Honestly, what anybody else thinks of my name is none of my business. I cannot
waste any of my precious time worrying about what some of those haters think. I
need to use my time to affect change; to watch us as women alter the status quo; to
get those women who are ready to think for themselves, feeling more competent to
step outside of their circle of comfort. That’s where my time is best spent.
So this season, this season is it, this is your call, the call for you and for me to take up
more space, to stand tall in the path, and to allow ourselves to be liberated. Season16
is not a season where I tell you what to think, it is where we discover how you think.
You, with your beautiful opinions and thoughts and ideas that may be worlds
different from my own or from the other women in your life. But your thoughts, your
opinions, you are worth sharing. And that’s what I want this season to do for you.
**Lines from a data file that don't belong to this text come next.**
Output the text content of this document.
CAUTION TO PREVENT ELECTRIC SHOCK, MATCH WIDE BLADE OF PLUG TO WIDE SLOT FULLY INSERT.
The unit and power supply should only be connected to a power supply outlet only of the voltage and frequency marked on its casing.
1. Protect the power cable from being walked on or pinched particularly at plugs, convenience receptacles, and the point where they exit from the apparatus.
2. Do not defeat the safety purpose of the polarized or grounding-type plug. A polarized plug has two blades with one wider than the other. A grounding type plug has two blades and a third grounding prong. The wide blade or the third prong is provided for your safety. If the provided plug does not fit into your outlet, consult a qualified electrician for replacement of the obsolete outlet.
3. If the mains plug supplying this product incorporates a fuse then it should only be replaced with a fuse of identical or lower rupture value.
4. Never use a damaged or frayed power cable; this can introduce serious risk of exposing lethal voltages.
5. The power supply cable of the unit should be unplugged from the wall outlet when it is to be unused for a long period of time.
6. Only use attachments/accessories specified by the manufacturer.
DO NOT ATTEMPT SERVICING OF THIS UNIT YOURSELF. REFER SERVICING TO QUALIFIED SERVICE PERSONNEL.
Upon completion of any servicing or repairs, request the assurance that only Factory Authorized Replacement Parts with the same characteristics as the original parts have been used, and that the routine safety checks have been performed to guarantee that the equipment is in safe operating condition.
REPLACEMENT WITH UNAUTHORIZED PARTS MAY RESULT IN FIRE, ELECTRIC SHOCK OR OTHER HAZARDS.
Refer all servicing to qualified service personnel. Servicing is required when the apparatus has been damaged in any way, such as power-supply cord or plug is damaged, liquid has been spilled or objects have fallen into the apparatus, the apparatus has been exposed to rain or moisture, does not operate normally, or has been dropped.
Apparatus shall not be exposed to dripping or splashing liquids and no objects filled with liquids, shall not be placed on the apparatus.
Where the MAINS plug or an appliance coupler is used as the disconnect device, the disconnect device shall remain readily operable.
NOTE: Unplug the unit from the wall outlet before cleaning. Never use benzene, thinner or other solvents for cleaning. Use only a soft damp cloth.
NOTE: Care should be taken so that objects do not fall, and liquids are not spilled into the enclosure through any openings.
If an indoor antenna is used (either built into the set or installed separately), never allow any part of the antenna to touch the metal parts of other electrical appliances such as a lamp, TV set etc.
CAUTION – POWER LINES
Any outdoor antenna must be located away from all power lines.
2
I want you to feel more confident, more comfortable sharing your truth by having
these conscious conversations. And we’re going to be having a lot of conscious
conversations over in my Facebook group, so if this idea of stepping into yourself
authentically, truly having real conversations appeals to you, head over to the group,
And yes, that is Tanya with an ‘a’. T-A-N-Y-A-dalton.com/group. I would love to see
you there because this is what the podcast is all about; this is what the group is all
about: helping all of us come together to have real, honest conversations. It is time to
have conscious conversations and to think about how we think and how we behave,
and to make sure our actions feel aligned with our beliefs.
Let’s link arm in arm; let’s stand shoulder to shoulder, and confidently speak our own
truths. Let’s get the conversations going because that’s the intentional advantage.